Economic report forecasts Anchorage population will end downward trend while warning about workforce retirements
ANCHORAGE, Alaska (KTUU) - After years of declining population numbers, economic experts say the city’s population could begin increasing again — but are also sounding the alarm on the city’s declining workforce.
In the latest report that forecasts the next three years, the Anchorage Economic Development Corporation showed that from 2021 to 2022, Anchorage’s working-age population saw a loss of 1,761 working residents, while its non-working age population grew by 1,161 residents.
It resulted in a 0.5% drop in working Anchorage residents from 2021 to 2022. When including stats going back to 2013, the percentage of Anchorage’s non-working residents has increased by 3.4%.
It has continued a disturbing trend that’s been mostly fueled by older generations of residents retiring, while younger generations of workers haven’t been able to supplement the loss, said AEDC President and CEO Bill Popp.

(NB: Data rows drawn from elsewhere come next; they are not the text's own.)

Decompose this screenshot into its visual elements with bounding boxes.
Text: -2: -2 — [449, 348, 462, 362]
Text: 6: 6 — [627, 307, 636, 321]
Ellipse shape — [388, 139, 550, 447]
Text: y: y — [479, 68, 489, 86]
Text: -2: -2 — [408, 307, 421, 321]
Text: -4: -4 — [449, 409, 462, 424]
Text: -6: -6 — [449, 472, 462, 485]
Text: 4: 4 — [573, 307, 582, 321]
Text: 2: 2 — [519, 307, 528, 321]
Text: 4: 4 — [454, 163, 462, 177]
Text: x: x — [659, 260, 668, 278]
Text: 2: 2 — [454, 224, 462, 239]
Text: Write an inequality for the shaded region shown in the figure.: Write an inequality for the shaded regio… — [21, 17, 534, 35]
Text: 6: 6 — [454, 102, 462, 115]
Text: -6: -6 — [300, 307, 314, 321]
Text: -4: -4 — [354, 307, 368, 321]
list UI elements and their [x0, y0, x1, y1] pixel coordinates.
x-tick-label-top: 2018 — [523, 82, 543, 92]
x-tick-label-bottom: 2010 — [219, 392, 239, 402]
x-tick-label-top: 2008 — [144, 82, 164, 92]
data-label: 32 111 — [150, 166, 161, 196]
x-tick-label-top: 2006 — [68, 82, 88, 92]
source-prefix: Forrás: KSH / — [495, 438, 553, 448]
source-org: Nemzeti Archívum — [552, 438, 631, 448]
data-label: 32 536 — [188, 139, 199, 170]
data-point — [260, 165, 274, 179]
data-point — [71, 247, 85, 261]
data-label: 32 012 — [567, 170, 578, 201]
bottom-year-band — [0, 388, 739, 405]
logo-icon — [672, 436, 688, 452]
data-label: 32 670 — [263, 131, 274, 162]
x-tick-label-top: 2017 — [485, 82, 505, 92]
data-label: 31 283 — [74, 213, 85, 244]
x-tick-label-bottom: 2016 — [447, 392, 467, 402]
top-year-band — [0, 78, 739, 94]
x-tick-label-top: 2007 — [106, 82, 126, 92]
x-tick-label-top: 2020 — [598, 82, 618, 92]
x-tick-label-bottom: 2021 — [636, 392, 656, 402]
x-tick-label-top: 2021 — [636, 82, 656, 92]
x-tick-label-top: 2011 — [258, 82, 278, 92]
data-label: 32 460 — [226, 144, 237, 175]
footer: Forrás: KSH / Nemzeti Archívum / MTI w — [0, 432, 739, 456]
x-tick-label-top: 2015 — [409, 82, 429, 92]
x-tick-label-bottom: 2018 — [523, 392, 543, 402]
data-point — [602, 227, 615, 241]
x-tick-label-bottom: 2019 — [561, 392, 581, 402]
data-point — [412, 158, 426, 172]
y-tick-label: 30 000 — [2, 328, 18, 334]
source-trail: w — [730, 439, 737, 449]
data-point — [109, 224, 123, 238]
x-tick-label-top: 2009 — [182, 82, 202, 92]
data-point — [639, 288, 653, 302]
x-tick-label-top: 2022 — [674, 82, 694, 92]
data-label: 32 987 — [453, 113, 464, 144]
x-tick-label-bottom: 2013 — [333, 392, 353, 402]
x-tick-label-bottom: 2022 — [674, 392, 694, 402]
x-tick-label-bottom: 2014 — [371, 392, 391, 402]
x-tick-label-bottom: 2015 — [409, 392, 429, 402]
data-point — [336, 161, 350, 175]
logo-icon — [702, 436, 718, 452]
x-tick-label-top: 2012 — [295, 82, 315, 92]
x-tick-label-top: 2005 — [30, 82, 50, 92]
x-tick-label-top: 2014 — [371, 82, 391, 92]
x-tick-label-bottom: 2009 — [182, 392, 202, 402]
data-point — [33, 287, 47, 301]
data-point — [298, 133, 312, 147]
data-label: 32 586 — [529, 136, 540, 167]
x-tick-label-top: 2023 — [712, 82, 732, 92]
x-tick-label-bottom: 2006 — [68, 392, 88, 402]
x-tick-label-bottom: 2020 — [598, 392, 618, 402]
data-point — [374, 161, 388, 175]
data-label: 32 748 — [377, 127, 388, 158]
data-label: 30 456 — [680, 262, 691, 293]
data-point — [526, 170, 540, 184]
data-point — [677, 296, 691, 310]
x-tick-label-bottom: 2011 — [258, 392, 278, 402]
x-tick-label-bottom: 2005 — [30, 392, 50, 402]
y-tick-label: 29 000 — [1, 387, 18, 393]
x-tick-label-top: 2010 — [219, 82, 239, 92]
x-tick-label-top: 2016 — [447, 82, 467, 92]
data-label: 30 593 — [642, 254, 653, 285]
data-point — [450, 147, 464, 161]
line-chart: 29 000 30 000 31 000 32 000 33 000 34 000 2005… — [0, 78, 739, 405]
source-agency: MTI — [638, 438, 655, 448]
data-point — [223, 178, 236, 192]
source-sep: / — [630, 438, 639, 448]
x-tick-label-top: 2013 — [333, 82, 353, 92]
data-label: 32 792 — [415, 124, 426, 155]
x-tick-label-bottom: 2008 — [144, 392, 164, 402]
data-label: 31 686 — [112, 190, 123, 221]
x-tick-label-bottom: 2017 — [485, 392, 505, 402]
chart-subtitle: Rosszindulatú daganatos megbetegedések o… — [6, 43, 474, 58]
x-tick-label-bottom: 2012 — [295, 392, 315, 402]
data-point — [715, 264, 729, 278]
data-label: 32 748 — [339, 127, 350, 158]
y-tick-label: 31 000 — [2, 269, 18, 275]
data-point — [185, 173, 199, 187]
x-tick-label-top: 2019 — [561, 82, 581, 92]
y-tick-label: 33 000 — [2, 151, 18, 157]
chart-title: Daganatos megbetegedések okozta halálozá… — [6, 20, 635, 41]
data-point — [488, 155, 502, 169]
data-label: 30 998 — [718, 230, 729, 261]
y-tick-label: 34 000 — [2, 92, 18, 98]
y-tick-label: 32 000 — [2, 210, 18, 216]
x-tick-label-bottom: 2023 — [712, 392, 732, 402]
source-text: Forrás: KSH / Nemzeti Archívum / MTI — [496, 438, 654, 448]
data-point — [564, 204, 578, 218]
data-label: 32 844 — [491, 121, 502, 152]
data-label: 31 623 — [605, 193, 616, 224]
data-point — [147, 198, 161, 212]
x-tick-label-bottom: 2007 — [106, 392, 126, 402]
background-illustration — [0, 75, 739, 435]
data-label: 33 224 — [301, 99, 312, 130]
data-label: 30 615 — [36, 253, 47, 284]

“I think that the city is evolving, it’s maturing. We’ve got an older workforce, we’re seeing a lot of retirements, and that is causing a lot of our problems with labor force,” Popp said. “And then we’ve also got out-migration, there’s a lot of competition for workforce in America, and Anchorage is going to have to up its game to help attract that workforce back to our city in the coming years to be successful.”
While the declining working population numbers may be concerning to economic experts, Popp said there is also a lot to be happy about.
Anchorage’s total population is seeing growth, according to the report, after six years of continuous decline. The corporation said the city can expect to add about 1,000 people in 2023 — which equates to an approximate 0.3% boost — which it says are signs of a net outmigration trend finally slowing down.
Popp said the disruptions in employment and population trends seem to finally be reversing. The city’s biggest drop in population came in 2020, the first year of the COVID-19 pandemic.
Popp also said investment on Alaska’s North Slope is expected to create roughly 5,000 new jobs, as well as “billions of dollars” in revenue over the next five to six years.
He also said production at Ted Stevens Anchorage International Airport is not slowing down, citing the report that says the airport accounts for roughly 14% of jobs in Anchorage.
“We see a really good forecast for air cargo at the airport, as well as passengers, which leads us to tourism, which is looking even better than it was this year,” Popp said. “Tourism has just been stunning ... We’ve also got a really growing entrepreneurial community, which is really doing a lot of things to create new lines of business, new opportunities for our community. And that has been a really great thing to see the ecosystem for entrepreneurs grow over the last 10 years.”
The report also illustrated Anchorage’s best and worst career industries as it relates to new jobs added or lost — the leisure and hospitality industry topped the list with 1,845 new jobs, while health care suffered the most with 181 job losses.